Nevertheless, the 20th Century tore this old and carefully nurtured landscape apart in just a few short years - mostly well within living memory. Rubbish tips, sewage works, golf courses and sports pitches all took their toll, followed by gravel extraction and motorway construction. Remaining scraps of meadow were either badly over-grazed by tenants’ livestock or allowed to grow out until they fell prey to local vandals with matches.

In the 1970s decisions were taken to improve the mess that the Mersey Valley had become.
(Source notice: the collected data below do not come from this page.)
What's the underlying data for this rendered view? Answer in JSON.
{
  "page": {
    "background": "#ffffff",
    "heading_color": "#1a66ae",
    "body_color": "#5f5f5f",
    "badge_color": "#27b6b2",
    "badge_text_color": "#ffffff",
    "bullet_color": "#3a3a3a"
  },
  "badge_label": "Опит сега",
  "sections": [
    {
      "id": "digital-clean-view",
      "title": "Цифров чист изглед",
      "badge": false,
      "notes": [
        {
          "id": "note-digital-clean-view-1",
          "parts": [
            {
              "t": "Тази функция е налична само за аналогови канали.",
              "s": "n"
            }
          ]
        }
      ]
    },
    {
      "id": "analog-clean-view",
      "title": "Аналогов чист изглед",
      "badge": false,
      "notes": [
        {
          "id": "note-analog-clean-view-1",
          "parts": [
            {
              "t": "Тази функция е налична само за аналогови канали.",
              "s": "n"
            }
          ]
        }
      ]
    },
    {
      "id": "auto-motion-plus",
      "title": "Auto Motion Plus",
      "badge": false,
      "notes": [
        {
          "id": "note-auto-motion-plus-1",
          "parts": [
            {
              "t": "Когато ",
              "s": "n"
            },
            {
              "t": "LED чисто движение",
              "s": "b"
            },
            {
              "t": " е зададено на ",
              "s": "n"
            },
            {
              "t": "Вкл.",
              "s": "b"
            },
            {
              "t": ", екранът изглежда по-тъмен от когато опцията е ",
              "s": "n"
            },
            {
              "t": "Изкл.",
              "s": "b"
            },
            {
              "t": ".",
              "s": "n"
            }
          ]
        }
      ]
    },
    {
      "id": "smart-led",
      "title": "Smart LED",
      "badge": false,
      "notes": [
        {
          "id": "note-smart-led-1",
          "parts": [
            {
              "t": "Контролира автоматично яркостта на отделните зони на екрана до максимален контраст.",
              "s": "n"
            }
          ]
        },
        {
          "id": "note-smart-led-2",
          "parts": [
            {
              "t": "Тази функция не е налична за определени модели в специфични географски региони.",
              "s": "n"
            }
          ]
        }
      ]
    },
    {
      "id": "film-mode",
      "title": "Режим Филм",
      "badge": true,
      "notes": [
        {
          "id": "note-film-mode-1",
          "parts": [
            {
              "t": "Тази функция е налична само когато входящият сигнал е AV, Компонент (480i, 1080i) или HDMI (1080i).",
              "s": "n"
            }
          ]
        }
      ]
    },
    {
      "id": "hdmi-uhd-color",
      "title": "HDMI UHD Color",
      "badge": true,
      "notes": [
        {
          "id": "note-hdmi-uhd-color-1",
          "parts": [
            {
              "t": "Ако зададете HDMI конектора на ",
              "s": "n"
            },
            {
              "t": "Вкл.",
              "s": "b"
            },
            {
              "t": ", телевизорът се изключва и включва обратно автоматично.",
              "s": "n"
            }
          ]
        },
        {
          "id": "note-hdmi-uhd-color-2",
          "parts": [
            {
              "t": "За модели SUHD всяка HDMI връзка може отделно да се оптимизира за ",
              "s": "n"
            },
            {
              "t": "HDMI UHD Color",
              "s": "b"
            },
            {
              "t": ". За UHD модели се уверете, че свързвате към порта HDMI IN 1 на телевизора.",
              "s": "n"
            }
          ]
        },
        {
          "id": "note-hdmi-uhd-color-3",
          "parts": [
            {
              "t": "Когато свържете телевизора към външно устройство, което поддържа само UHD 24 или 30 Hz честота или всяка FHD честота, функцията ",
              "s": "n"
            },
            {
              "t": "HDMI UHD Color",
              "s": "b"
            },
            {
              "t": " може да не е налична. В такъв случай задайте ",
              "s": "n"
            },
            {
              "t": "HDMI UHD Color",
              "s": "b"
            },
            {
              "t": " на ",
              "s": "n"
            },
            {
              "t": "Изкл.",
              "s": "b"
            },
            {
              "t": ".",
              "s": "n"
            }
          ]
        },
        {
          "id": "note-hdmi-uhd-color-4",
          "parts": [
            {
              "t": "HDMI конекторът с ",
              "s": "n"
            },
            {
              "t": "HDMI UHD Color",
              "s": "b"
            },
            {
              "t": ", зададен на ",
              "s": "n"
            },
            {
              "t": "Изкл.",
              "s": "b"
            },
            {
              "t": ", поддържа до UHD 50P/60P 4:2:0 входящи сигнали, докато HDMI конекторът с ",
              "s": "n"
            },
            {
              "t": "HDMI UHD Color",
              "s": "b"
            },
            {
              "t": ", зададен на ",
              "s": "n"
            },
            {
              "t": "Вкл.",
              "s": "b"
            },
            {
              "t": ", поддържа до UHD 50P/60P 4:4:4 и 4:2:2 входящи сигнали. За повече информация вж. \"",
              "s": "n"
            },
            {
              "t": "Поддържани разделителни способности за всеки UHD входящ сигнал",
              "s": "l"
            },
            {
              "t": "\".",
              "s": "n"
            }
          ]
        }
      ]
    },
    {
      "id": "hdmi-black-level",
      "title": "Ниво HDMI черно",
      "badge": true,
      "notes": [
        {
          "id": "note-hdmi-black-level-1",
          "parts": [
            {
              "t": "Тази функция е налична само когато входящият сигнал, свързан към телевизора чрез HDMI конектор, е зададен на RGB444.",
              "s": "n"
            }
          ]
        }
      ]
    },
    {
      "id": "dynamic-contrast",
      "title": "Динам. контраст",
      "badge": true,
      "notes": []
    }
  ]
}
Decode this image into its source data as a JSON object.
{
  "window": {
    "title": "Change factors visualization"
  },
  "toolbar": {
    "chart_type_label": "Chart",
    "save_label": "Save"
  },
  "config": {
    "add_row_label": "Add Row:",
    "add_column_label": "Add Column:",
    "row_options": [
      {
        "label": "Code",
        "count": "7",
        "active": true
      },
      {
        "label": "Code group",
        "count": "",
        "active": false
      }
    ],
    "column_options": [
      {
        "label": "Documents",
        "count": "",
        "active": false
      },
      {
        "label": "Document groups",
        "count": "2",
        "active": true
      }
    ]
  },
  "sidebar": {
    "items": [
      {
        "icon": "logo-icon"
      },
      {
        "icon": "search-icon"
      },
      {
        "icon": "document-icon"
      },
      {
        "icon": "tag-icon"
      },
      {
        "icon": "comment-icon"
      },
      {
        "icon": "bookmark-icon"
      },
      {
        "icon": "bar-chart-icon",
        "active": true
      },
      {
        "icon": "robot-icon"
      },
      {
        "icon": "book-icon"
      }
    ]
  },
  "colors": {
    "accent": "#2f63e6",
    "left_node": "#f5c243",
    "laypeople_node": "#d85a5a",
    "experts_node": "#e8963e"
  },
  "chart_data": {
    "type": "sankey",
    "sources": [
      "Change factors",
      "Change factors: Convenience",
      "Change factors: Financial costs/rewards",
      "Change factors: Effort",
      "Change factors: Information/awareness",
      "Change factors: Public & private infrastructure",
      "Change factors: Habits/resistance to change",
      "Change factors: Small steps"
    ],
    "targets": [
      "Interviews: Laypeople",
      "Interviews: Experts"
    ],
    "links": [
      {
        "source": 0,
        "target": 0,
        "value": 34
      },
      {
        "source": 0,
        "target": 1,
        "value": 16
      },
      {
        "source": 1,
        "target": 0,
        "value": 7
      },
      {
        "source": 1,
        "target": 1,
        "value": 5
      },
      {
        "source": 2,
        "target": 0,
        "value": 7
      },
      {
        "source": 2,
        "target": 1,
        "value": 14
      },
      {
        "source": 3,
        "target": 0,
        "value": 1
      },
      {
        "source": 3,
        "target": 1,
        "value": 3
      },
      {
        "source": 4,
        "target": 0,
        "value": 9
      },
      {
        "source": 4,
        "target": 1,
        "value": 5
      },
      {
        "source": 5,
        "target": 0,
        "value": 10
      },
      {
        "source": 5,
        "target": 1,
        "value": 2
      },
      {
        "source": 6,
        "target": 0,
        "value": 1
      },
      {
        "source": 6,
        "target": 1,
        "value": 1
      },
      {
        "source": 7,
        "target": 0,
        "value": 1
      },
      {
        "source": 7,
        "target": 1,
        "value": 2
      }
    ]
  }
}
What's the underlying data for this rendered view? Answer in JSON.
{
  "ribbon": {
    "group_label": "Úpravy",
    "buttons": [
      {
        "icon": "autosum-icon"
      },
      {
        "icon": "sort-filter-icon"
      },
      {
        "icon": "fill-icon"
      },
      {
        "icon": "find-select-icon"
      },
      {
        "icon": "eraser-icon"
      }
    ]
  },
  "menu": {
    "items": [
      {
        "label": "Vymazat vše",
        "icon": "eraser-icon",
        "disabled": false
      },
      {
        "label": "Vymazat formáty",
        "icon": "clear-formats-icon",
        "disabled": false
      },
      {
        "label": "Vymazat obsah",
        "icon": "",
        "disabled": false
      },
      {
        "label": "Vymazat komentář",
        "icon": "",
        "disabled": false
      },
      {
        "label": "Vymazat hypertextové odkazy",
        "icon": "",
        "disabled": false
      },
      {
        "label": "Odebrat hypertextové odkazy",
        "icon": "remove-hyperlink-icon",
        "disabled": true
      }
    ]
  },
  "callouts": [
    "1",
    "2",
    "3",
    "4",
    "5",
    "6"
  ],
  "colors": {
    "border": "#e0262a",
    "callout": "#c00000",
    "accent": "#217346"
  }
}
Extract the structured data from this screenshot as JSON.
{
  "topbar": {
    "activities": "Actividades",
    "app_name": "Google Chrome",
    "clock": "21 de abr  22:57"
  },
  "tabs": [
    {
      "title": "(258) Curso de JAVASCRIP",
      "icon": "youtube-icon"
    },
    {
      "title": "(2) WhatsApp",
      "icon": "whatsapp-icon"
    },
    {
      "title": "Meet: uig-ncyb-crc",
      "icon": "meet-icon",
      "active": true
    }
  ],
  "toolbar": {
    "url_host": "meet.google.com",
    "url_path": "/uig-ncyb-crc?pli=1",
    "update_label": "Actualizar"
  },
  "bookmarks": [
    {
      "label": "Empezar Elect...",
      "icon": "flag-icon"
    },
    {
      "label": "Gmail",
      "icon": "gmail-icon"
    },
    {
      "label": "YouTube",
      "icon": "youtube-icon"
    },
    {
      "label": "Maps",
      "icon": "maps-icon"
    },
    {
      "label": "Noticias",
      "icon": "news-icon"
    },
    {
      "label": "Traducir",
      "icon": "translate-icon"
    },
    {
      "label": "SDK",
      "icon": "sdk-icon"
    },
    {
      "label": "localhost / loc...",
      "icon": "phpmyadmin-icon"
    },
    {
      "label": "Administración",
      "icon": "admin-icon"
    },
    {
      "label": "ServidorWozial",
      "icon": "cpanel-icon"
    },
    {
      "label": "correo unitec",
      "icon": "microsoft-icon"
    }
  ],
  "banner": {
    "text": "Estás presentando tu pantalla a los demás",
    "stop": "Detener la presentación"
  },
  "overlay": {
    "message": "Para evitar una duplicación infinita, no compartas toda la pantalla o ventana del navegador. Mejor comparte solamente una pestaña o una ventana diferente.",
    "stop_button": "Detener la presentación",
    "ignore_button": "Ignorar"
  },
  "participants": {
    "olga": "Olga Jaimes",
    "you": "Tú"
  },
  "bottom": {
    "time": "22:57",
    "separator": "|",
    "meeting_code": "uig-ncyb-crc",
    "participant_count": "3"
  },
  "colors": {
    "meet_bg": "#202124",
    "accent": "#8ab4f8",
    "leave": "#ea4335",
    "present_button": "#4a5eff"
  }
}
Unfortunately the local authorities proceeded with more enthusiasm than knowledge. They failed to recognise that the Mersey Valley was, from an ecological point of view, mainly important for its unimproved grasslands and their rich floras, and obliterated even more of this grassland by tree planting. Planting trees is not a universal solution to all conservation problems and can be counter-productive. Unimproved grassland is a much rarer and more precious habitat than new plantations of trees – no matter how pretty the latter may look! Recently some prominent figures in the fields of conservation and ecology have begun to speak out about the catastrophic losses of grassland; for example George Peterken, OBE one of the UK’s most eminent woodland ecologists, has commented: “As a professional ecologist who has promoted woodland conservation for almost 40 years, I have no hesitation in saying that the priority is now grassland conservation” (quoted in ‘Plantlife’ – the magazine of the wild plant conservation charity – Issue 50, Spring 2008).